Sure looking good there noone.

One question, will access be a problem getting to attic or have you already figured that. 

Also, will those nice shutters be reinstalled?

A very nice custom job and we can't wait to see her finished.:thumbsup:


----------



## noone

thomask said:


> Sure looking good there noone.
> 
> One question, will access be a problem getting to attic or have you already figured that.
> 
> Also, will those nice shutters be reinstalled?
> 
> A very nice custom job and we can't wait to see her finished.:thumbsup:


Thanks for the compliments!

I already ran the wires for the lights. You can't see them in the pics but they are taped to the top of the underside of the right cabinet, which just so happens to have that electrical outlet in it. :thumbsup:

And at each light hole the wire is taped to the inside of the cabinet. I will install the 3 LED flush lights, transformer and touch dimmer switch after paint.

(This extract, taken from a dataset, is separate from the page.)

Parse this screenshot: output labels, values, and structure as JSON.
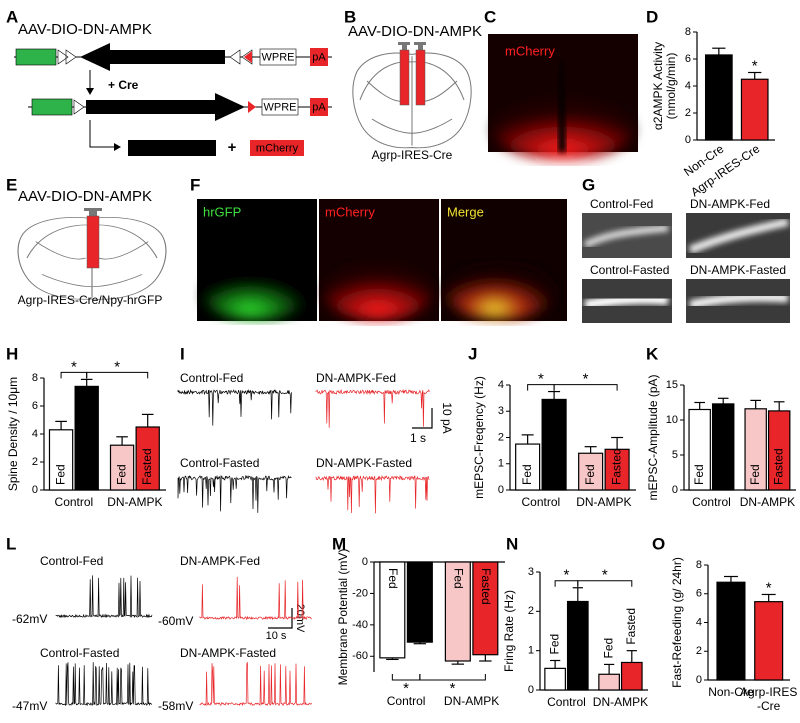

Yes, those pricy shutters will be reinstalled (I didn't make that, unfortunately.). I'm actually having the shutter people make a new one for this room that will be painted the exact same color as the built-ins (an off-white Pottery Barn Kids color). Then I will have the old white shutter installed in another room that has the same size windows.

Also, just to mention as it may help other newb carpenters out there, I ended up resetting the base cabinets. At first, and this is something I didn't initially think of, I just pushed them to the walls in the corner and then screwed them in. Bad idea. You of course have to square them up perfectly to each other on all axises to be able to insert a window seat and top lighting strip in squarely. Just something that was like a DOH moment for me that I thought i'd share!


----------



## thomask

noone said:


> Thanks for the compliments!
> 
> 
> Also, just to mention as it may help other newb carpenters out there, I ended up resetting the base cabinets. At first, and this is something I didn't initially think of, I just pushed them to the walls in the corner and then screwed them in. Bad idea. You of course have to square them up perfectly to each other on all axises to be able to insert a window seat and top lighting strip in squarely. Just something that was like a DOH moment for me that I thought i'd share!


That is great information to pass on to friends out there. Mentoring is a lost art and passing information on to those wanting to learn is a good thing.


----------



## noone

I finished these built-ins back in July. Hope you like them. (a new shutter with the same paint color will be installed in a few weeks)


----------



## noone

A few more.


----------



## mikekahle

nice job!


----------



## rayking49

Great job on those.


----------



## cabinetman

Nice work and attention to detail. Very clean looking.









 







.


----------